Mapping a Value Stream in Neo4j
The canonical use cases of a graph database such as Neo4j are social networks. In logistics and manufacturing networks also arise naturally. In particular, supply chains and value streams spring to mind. They may not be as large as Facebook’s social graph of all its users, but seeing them for the beasts they truly are can be beneficial. In this post I therefore want to talk about how you can model a value stream in Neo4j and how you can extract valuable information from it.
Why Bother With a Graph Database?
I have previously written about computing the yield for a value stream here and here, which uses Oracle Database as a backend. So, why bother with a graph database?
Well, there are a couple of reasons. The primary being that a graph database lends itself naturally to the problem at hand. In the aforementioned posts I showed various solutions to multiply across a hierarchy but they were not exactly succinct. In itself that is not a strong argument against an RDBMS or in favour of a graph database, but the solutions are very specific and may not translate well to slightly different problems. We shall see that obtaining the entire subgraph that can be found from a source node is fairly easy with Cypher, Neo4j’s query language. Doing that in Oracle is possible, even without PL/SQL, but it’s not a pretty solution and definitely not very scalable. Another point is that Neo4j’s web interface already visualizes graphs nicely, which can aid in analysing value streams or graphs in general.

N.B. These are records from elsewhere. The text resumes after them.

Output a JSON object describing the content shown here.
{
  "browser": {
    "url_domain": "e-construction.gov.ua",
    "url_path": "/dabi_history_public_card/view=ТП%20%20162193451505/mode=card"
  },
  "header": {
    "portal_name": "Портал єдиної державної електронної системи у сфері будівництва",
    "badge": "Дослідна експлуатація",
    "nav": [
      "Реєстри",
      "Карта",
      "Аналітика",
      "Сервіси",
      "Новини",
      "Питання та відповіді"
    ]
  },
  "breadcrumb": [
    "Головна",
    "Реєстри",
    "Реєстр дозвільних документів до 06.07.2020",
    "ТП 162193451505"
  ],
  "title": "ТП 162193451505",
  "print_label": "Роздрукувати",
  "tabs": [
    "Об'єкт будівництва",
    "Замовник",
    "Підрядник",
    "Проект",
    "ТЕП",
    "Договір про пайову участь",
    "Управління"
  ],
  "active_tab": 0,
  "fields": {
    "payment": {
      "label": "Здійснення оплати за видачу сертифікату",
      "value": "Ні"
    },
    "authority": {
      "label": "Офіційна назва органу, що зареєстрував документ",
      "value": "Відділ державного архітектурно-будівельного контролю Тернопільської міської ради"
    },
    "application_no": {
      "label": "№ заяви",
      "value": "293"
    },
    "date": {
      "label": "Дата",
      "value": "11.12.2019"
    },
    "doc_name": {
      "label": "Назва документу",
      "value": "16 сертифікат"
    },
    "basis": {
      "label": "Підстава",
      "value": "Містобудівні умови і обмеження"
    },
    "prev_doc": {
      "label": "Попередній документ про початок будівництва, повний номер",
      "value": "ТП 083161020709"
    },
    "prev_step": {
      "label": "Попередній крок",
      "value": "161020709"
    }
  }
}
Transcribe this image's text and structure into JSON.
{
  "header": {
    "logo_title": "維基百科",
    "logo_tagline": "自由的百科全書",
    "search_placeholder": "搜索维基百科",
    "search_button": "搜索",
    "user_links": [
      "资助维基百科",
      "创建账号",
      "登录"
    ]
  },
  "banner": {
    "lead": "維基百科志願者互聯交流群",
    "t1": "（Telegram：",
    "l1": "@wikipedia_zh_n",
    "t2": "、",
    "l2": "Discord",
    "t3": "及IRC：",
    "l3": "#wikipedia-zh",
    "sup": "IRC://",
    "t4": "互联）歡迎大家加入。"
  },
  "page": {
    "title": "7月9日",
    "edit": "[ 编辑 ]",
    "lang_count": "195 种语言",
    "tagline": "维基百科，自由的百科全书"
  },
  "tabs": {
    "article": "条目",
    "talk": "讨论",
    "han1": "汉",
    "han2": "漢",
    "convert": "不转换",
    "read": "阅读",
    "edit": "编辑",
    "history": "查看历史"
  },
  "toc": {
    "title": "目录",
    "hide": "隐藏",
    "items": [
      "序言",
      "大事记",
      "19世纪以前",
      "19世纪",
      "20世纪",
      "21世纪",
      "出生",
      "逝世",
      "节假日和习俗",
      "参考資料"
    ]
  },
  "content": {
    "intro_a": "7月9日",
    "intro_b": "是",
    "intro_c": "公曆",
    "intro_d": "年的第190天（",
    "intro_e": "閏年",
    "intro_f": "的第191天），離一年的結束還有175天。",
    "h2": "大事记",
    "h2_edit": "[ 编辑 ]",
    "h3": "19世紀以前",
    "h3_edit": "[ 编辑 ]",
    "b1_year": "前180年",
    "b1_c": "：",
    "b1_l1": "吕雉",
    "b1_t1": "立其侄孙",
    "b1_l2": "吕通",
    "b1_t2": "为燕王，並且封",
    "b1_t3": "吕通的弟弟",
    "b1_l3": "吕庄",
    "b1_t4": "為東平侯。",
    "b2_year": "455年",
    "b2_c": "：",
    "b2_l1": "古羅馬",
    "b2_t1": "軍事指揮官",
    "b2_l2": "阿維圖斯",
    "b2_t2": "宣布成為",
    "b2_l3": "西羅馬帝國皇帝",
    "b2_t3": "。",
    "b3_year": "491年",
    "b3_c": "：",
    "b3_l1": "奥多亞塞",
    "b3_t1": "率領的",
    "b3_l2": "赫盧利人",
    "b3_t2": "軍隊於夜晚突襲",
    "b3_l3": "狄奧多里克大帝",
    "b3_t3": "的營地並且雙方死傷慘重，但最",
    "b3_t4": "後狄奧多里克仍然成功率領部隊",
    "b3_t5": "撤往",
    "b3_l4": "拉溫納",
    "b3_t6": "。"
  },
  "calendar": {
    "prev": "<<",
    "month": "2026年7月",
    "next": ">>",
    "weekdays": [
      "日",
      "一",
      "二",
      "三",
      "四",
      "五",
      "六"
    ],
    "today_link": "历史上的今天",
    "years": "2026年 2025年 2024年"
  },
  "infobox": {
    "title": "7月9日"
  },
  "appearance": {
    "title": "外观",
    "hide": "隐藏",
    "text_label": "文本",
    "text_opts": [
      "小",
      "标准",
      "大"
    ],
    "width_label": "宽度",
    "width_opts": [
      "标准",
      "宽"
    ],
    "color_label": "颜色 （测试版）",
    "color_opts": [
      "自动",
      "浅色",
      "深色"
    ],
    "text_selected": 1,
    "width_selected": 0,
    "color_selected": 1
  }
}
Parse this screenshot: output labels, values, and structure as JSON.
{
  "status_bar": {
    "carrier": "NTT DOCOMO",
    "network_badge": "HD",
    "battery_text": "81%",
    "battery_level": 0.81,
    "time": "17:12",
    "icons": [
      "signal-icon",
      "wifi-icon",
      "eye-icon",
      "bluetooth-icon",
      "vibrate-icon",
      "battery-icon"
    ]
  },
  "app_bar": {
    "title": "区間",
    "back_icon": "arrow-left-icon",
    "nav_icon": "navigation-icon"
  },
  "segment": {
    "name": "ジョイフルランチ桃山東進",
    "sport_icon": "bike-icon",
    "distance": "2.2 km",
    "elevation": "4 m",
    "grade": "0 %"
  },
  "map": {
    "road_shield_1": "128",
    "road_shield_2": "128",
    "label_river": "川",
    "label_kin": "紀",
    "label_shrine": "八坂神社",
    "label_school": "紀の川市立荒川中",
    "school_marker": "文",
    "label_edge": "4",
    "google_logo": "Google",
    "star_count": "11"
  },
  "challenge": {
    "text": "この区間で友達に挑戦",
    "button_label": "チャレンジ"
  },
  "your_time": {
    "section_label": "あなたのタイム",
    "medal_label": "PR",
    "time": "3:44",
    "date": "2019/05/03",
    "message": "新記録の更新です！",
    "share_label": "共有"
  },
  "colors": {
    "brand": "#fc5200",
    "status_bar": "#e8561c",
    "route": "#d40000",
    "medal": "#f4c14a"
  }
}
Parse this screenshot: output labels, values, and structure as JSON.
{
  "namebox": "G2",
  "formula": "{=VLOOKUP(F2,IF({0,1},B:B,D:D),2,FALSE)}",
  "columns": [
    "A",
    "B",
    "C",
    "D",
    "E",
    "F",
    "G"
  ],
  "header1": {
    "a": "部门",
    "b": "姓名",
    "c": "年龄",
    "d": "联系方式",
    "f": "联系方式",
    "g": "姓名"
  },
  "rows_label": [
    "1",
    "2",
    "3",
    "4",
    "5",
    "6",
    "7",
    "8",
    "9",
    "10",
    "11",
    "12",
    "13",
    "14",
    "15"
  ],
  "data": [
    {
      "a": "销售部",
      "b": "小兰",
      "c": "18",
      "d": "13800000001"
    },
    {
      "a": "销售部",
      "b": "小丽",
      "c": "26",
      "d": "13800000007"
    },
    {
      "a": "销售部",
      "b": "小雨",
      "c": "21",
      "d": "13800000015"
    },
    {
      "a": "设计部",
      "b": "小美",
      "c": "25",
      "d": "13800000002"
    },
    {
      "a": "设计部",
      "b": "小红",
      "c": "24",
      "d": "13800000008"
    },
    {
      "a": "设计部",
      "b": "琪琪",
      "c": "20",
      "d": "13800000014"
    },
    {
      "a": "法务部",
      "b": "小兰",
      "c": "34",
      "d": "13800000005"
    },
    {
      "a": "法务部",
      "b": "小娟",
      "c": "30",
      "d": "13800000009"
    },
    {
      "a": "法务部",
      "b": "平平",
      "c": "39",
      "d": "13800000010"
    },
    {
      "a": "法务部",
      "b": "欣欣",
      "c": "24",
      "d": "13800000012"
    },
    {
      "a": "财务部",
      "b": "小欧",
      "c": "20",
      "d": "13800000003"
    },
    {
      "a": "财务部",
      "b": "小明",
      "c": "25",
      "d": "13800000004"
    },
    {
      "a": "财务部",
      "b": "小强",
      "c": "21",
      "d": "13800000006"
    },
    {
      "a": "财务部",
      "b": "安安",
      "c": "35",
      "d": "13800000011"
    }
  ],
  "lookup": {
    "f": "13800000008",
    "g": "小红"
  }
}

I do not want to talk about to potential ups and downs of using a graph database, or the pros and cons of NoSQL vs NewSQL vs RDBMS (i.e. SQL). If you’re interested you can read what Michael Hunger, the caretaker of the Neo4j community, has to say about Neo4j, or his colleague Bryce Merkl Sasaki.
A nice summary though is the following epigram:
A(n) SQL query walks into a bar and sees two tables. He walks up to them and asks, ‘Can I join you?’
A(n) SQL query walks into a NoSQL bar and finds no tables. So, he leaves.
Yes, I have placed parentheses around the ‘n’ because I know that some people get their knickers in a twist when others pronounce SQL as ‘sequel’. Disclaimer: I am one of the ‘sequel’ people.
Setup
Typically, value streams are inside ERPs or similar systems, which means that you can obtain an extract. Sure, you can use the Java API together with JDBC to extract data from source systems and dump it into Neo4j, but that’s an additional hurdle that I do not want to jump over at this stage. Cypher in conjunction with CSV files is a hell of a lot easier.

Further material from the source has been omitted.